Ругон, мечтавший запереть перед ними дверь, почувствовал себя глубоко уязвленным, когда его покинули. Полковник сдержал свое слово, другие тоже последовали его примеру; гостиная опустела, в ней все время недосчитывалось пяти-шести друзей. Когда кто-нибудь из них после долгого отсутствия появлялся и Ругон опрашивал, не был ли он болен, тот с удивленным видом отвечал „нет“, не давая никаких объяснений. В один из четвергов не явился никто. Ругон провел вечер один, прохаживаясь по просторной комнате, опустив голову и заложив руки за спину. Впервые он почувствовал, какие крепкие узы соединяли его с этими людьми. Размышляя о глупости Шарбоннелей, завистливой злобе Дюпуаза, деланной ласковости госпожи Коррер, он презрительно пожимал плечами.
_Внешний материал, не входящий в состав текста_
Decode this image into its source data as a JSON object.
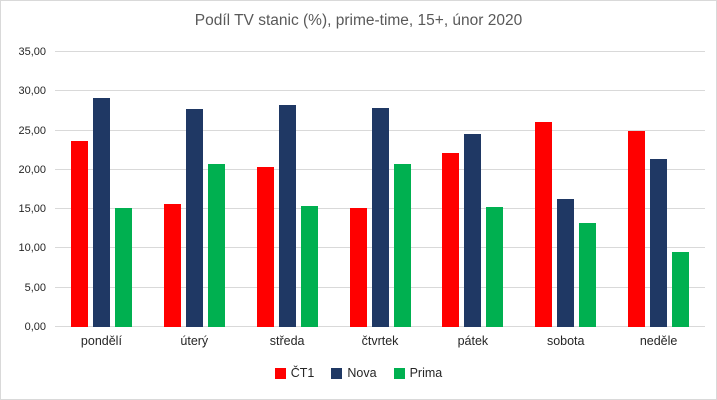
{
  "colors": {
    "background": "#ffffff",
    "chart_border": "#d9d9d9",
    "gridline": "#d9d9d9",
    "title_text": "#595959",
    "axis_text": "#262626"
  },
  "chart_data": {
    "type": "bar",
    "title": "Podíl TV stanic (%), prime-time, 15+, únor 2020",
    "categories": [
      "pondělí",
      "úterý",
      "středa",
      "čtvrtek",
      "pátek",
      "sobota",
      "neděle"
    ],
    "series": [
      {
        "name": "ČT1",
        "color": "#ff0000",
        "values": [
          23.7,
          15.6,
          20.4,
          15.1,
          22.2,
          26.1,
          24.9
        ]
      },
      {
        "name": "Nova",
        "color": "#1f3864",
        "values": [
          29.1,
          27.8,
          28.2,
          27.9,
          24.6,
          16.3,
          21.4
        ]
      },
      {
        "name": "Prima",
        "color": "#00b050",
        "values": [
          15.1,
          20.8,
          15.4,
          20.7,
          15.3,
          13.2,
          9.6
        ]
      }
    ],
    "y_axis": {
      "min": 0,
      "max": 35,
      "step": 5,
      "tick_labels": [
        "0,00",
        "5,00",
        "10,00",
        "15,00",
        "20,00",
        "25,00",
        "30,00",
        "35,00"
      ]
    },
    "xlabel": "",
    "ylabel": "",
    "grid": true,
    "legend_position": "bottom"
  }
}
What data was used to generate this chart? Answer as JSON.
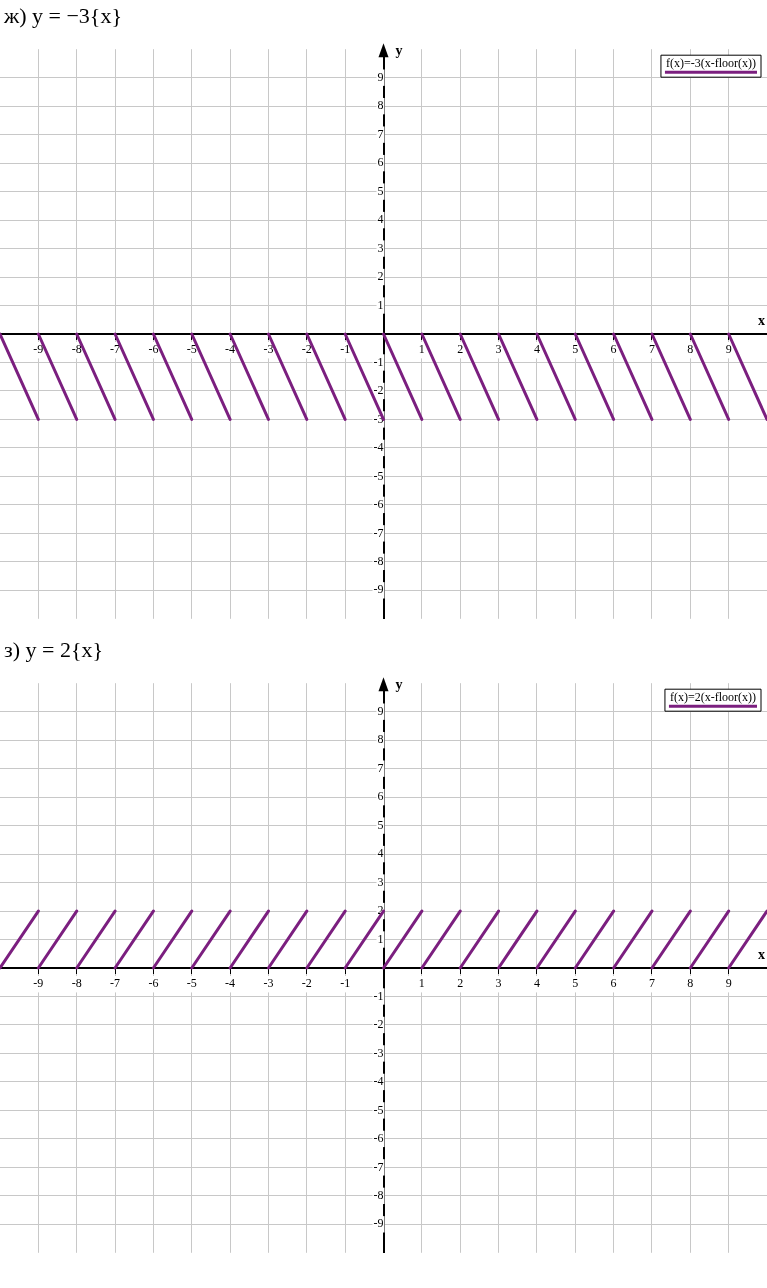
{
  "chart_data": [
    {
      "type": "line",
      "title": "ж) y = −3{x}",
      "xlabel": "x",
      "ylabel": "y",
      "xlim": [
        -10,
        10
      ],
      "ylim": [
        -10,
        10
      ],
      "xticks": [
        -9,
        -8,
        -7,
        -6,
        -5,
        -4,
        -3,
        -2,
        -1,
        1,
        2,
        3,
        4,
        5,
        6,
        7,
        8,
        9
      ],
      "yticks": [
        -9,
        -8,
        -7,
        -6,
        -5,
        -4,
        -3,
        -2,
        -1,
        1,
        2,
        3,
        4,
        5,
        6,
        7,
        8,
        9
      ],
      "grid": true,
      "legend": "top right",
      "marker": "none",
      "line_style": "solid",
      "series": [
        {
          "name": "f(x)=-3(x-floor(x))",
          "color": "#7b1f7f",
          "x": [
            -10,
            -9,
            null,
            -9,
            -8,
            null,
            -8,
            -7,
            null,
            -7,
            -6,
            null,
            -6,
            -5,
            null,
            -5,
            -4,
            null,
            -4,
            -3,
            null,
            -3,
            -2,
            null,
            -2,
            -1,
            null,
            -1,
            0,
            null,
            0,
            1,
            null,
            1,
            2,
            null,
            2,
            3,
            null,
            3,
            4,
            null,
            4,
            5,
            null,
            5,
            6,
            null,
            6,
            7,
            null,
            7,
            8,
            null,
            8,
            9,
            null,
            9,
            10
          ],
          "values": [
            0,
            -3,
            null,
            0,
            -3,
            null,
            0,
            -3,
            null,
            0,
            -3,
            null,
            0,
            -3,
            null,
            0,
            -3,
            null,
            0,
            -3,
            null,
            0,
            -3,
            null,
            0,
            -3,
            null,
            0,
            -3,
            null,
            0,
            -3,
            null,
            0,
            -3,
            null,
            0,
            -3,
            null,
            0,
            -3,
            null,
            0,
            -3,
            null,
            0,
            -3,
            null,
            0,
            -3,
            null,
            0,
            -3,
            null,
            0,
            -3,
            null,
            0,
            -3
          ]
        }
      ]
    },
    {
      "type": "line",
      "title": "з) y = 2{x}",
      "xlabel": "x",
      "ylabel": "y",
      "xlim": [
        -10,
        10
      ],
      "ylim": [
        -10,
        10
      ],
      "xticks": [
        -9,
        -8,
        -7,
        -6,
        -5,
        -4,
        -3,
        -2,
        -1,
        1,
        2,
        3,
        4,
        5,
        6,
        7,
        8,
        9
      ],
      "yticks": [
        -9,
        -8,
        -7,
        -6,
        -5,
        -4,
        -3,
        -2,
        -1,
        1,
        2,
        3,
        4,
        5,
        6,
        7,
        8,
        9
      ],
      "grid": true,
      "legend": "top right",
      "marker": "none",
      "line_style": "solid",
      "series": [
        {
          "name": "f(x)=2(x-floor(x))",
          "color": "#7b1f7f",
          "x": [
            -10,
            -9,
            null,
            -9,
            -8,
            null,
            -8,
            -7,
            null,
            -7,
            -6,
            null,
            -6,
            -5,
            null,
            -5,
            -4,
            null,
            -4,
            -3,
            null,
            -3,
            -2,
            null,
            -2,
            -1,
            null,
            -1,
            0,
            null,
            0,
            1,
            null,
            1,
            2,
            null,
            2,
            3,
            null,
            3,
            4,
            null,
            4,
            5,
            null,
            5,
            6,
            null,
            6,
            7,
            null,
            7,
            8,
            null,
            8,
            9,
            null,
            9,
            10
          ],
          "values": [
            0,
            2,
            null,
            0,
            2,
            null,
            0,
            2,
            null,
            0,
            2,
            null,
            0,
            2,
            null,
            0,
            2,
            null,
            0,
            2,
            null,
            0,
            2,
            null,
            0,
            2,
            null,
            0,
            2,
            null,
            0,
            2,
            null,
            0,
            2,
            null,
            0,
            2,
            null,
            0,
            2,
            null,
            0,
            2,
            null,
            0,
            2,
            null,
            0,
            2,
            null,
            0,
            2,
            null,
            0,
            2,
            null,
            0,
            2
          ]
        }
      ]
    }
  ]
}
Однако, относясь к своим друзьям без всякого уважения, он, тем не менее, испытывал потребность их видеть, управлять ими — потребность ревнивого властителя, втайне оплакивающего малейшую неверность. В глубине души он даже умилялся их глупости, любил их пороки. Друзья казались ему теперь частью его существа, вернее, он сам мало-помалу до такой степени в них растворился, что как бы уменьшался в те дни, когда они от него отдалялись. Под конец, если их отсутствие затягивалось, он садился писать им письма. Он даже ходил к ним на дом мириться после серьезных размолвок. Теперь в особняке на улице Марбеф царила та лихорадочная атмосфера ссор и примирений, какая бывает у супругов, когда их любовь исполнена горечи.
В последних числах декабря они повздорили особенно сильно. Слово за слово, друзья, неизвестно почему, дошли до такого состояния, что готовы были схватить друг друга за горло. После этого они три недели не являлись к Ругону. Дело заключалось в том, что клика начала приходить в отчаяние. Самые хитроумные махинации не приводили к ощутимым результатам. И так как в близком будущем не предвиделось никаких перемен, то надежда на непредвиденную катастрофу, способную вернуть Ругона к власти, таяла с каждым днем. Друзья ждали открытия сессии Законодательного корпуса, но проверка полномочий привела лишь к отказу двух республиканских депутатов от присяги. Даже Кан, самый гибкий и проницательный из приверженцев Ругона, — и тот больше не рассчитывал на благоприятный поворот политики. Удрученный Ругон занимался своим проектом с удвоенным рвением, пытаясь скрыть судорожные подергивания лица, которым он уже не владел.
— Мне нездоровится, — говорил он порою. — Видите, у меня дрожат руки… Мой врач приказал мне гулять. Я целые дни провожу на воздухе.